Il y a aussi la question de la territorialité, avec des problèmes de distribution et de commercialisation des droits. Ces problèmes d’exploitation ne relèvent pas du droit d’auteur mais de la liberté contractuelle. On peut déplorer une insuffisante diffusion des œuvres, mais cela tient à une réalité économique. Je m’étonne toujours de voir cette Commission d’inspiration très libérale d’un point de vue économique vouloir organiser le marché de façon aussi contraignante…  
Ceux qui vont commercialiser leurs droits vont ils être obligés de les concéder aux distributeurs pour toute l’Europe, ou alors va-t-on devoir créer un régime européen du droit d’auteur ? Qui alors prendrait le risque économique de la diffusion d’une œuvre au niveau européen sinon des distributeurs numériques extrêmement puissants tels les GAFA ?
La question des droits de diffusion dépasse l’échelle européenne, attention à ne pas affaiblir la position des acteurs européens dans un marché mondial assez concurrentiel, où les Etats-Unis n’hésitent pas à défendre leurs champions.
Concernant la responsabilité des hébergeurs, les plateformes numériques sont obligées d’appliquer la loi. Ces acteurs demandent un engagement à ceux qui utilisent leurs services, par exemple au travers d’une charte, en matière de mise à disposition de ce qui est mis en ligne, et se réservent le droit de supprimer tout contenu qui contreviendrait à cette charte. Nous avons clairement affaire ici à une politique éditoriale ou à de la censure. Il y a donc un régime de responsabilité spécifique à établir pour ces acteurs.

♦ Cécile Barbière
Nous arrivons bientôt au terme de notre table-ronde, peut-être y a-t-il des questions dans la salle ?
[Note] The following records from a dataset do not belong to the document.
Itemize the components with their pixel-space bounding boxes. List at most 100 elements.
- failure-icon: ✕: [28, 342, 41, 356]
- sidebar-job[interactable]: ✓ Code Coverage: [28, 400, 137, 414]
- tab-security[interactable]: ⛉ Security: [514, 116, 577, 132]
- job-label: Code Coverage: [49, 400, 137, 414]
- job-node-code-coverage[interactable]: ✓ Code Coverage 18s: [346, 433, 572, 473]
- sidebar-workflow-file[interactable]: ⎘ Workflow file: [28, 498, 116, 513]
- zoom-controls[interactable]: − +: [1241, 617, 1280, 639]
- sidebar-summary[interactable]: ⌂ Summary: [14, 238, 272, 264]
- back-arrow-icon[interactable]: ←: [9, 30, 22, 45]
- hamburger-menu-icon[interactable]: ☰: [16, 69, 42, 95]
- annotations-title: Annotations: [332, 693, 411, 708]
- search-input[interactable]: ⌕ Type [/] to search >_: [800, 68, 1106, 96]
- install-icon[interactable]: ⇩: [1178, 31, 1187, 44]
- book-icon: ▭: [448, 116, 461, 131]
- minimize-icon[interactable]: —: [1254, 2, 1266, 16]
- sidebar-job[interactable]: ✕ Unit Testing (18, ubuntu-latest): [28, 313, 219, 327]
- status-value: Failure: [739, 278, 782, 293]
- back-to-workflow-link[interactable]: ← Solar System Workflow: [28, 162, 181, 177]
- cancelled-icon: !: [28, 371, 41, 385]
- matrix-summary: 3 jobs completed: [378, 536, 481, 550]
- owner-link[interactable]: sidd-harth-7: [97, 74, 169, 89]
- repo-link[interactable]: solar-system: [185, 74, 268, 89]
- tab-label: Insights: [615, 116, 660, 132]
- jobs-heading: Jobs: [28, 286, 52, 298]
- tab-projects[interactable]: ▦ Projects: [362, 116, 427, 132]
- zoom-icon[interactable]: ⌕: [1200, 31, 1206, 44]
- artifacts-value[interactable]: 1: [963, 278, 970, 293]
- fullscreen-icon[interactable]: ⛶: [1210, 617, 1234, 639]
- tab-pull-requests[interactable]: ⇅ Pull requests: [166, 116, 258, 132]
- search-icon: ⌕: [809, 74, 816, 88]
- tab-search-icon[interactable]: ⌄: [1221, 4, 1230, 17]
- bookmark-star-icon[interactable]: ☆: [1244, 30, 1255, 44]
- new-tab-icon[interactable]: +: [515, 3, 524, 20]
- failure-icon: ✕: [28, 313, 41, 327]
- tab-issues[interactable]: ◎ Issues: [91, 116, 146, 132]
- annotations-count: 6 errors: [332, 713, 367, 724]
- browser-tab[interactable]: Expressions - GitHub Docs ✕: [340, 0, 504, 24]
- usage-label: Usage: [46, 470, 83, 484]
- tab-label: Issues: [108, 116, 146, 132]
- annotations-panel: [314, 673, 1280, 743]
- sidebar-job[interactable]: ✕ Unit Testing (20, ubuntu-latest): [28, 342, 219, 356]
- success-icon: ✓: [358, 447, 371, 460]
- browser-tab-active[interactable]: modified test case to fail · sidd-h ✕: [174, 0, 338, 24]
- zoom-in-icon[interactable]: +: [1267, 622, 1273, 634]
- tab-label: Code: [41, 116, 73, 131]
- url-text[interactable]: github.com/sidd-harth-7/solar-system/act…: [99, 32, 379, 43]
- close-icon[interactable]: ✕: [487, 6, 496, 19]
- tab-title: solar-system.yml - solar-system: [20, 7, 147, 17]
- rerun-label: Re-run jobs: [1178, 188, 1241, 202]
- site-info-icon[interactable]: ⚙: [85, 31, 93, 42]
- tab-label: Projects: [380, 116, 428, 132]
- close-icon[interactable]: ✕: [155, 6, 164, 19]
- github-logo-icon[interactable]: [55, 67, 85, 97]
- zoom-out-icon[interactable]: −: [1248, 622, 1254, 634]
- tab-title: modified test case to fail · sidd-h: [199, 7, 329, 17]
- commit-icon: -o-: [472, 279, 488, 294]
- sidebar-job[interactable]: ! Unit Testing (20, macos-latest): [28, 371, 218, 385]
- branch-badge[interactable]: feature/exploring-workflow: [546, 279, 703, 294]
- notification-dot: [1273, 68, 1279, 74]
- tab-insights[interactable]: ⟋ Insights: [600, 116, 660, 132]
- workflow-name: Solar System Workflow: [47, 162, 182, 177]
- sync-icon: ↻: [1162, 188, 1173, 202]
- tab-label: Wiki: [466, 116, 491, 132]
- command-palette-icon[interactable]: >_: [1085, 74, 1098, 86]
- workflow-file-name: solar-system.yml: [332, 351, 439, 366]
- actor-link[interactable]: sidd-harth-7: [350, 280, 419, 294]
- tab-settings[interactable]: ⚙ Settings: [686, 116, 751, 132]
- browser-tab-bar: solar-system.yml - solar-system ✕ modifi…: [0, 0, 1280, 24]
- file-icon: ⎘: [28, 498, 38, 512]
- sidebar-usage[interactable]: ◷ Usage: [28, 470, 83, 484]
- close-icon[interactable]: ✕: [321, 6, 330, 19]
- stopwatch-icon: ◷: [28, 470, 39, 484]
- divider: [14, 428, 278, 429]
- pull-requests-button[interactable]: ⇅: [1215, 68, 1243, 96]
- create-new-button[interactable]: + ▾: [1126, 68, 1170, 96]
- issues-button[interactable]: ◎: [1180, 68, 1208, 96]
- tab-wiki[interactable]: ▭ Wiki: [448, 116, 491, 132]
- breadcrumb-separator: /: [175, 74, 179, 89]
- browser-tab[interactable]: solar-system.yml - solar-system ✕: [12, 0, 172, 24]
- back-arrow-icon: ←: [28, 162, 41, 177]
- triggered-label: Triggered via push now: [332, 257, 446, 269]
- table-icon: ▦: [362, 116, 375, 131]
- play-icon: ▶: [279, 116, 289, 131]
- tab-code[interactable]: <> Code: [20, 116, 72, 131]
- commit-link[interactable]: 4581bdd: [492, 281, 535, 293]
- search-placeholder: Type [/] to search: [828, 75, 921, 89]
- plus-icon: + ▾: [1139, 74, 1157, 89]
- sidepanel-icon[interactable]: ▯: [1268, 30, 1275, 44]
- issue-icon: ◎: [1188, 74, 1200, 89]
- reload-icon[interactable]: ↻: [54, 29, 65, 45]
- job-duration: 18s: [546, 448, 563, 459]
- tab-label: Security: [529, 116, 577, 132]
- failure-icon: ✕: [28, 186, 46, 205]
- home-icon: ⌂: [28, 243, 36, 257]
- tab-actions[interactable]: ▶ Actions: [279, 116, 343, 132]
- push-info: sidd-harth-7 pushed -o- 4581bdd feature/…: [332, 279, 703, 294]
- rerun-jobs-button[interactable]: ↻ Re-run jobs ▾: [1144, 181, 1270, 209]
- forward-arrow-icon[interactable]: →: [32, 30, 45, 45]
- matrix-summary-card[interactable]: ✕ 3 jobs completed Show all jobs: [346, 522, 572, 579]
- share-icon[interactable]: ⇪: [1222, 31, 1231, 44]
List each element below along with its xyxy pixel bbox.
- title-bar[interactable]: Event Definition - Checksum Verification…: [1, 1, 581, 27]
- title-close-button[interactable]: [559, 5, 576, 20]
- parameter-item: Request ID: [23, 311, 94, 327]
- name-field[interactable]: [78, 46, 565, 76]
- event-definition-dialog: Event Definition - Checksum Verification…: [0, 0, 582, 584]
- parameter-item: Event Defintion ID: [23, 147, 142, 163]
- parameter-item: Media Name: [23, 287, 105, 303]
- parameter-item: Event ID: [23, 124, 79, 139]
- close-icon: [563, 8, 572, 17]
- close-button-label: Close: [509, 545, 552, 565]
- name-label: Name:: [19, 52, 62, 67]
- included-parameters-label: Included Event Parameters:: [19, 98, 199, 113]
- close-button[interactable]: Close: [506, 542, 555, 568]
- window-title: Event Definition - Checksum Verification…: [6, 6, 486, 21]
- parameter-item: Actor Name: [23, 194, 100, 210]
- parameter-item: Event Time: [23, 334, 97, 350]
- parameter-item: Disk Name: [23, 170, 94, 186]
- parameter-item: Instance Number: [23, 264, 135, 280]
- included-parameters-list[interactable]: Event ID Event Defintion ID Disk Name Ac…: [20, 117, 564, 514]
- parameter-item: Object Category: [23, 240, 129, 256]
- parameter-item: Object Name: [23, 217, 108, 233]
Un intervenant dans la salle
Concernant les hébergeurs, on ne doit pas faire l’impasse sur le problème des clauses abusives.

Un autre intervenant dans la salle (CPE)
La question est de savoir pourquoi il serait aussi urgent de transposer la pratique du Fair use en Europe. Quelle pression s’exerce sur l’Union européenne à cet effet ? Quelle peut être l’influence des négociations en cours sur le traité de libre-échange transatlantique ?

♦ Maria Martin-Prat
Je ne pense pas qu’il y ait grand rapport entre les négociations sur le TTIP et la réforme du droit d’auteur. Certes les États-Unis peuvent avoir une approche juridique différente en matière de droit d’auteur, mais la protection du droit d’auteur et des industries culturelles n’est pas plus faible là-bas qu’ici.

♦ Jean-Noël Tronc
Comme l’a souligné Virginie Rozière, tout cela n’est après tout qu’une question de distribution. En vingt ans, grâce au numérique, la diffusion et l’accès aux livres ont connu une révolution. Toutefois, la Directive de 2001 reste adaptée. Auparavant, il était impossible de trouver une librairie française à l’étranger hormis dans les capitales ; aujourd’hui les 500 millions d’européens ont accès à des millions d’œuvres grâce à internet, où qu’ils se trouvent. Le commerce électronique ayant représenté une révolution commerciale et culturelle, il conviendrait de mettre en valeur cette révolution numérique dans nos discours en montrant que les droits d’auteurs sont une partie de la solution en matière d’accès aux œuvres.
Soulignons par ailleurs l’absence aux États-Unis d’harmonisation fiscale entre les États, ce qui n’a en rien empêché l’émergence de ces géants de l’internet. De fait, l’harmonisation est d’ores et déjà plus avancée au sein de l’Union européenne, où elle fait l’objet d’un processus incessant entre les 28 États-membres.

Une intervenante dans la salle
Je dédicaçais un livre à Toulon récemment, et un auteur voisin s’est vu féliciter par une lectrice Russe pour un livre qu’il ignorait être diffusé en Russie et pour lequel il n’était pas rémunéré…

♦ Hervé Rony
Cet auteur devrait poser la question à son éditeur ! Ou alors ce livre est édité illégalement en Russie, ce qui paraît tout de même peu probable.

♦ Cécile Barbière
La piraterie n’est donc pas l’apanage d’internet...
Merci à tous, la prochaine table-ronde abordera le thème du prêt numérique du livre en bibliothèque sous l’angle européen.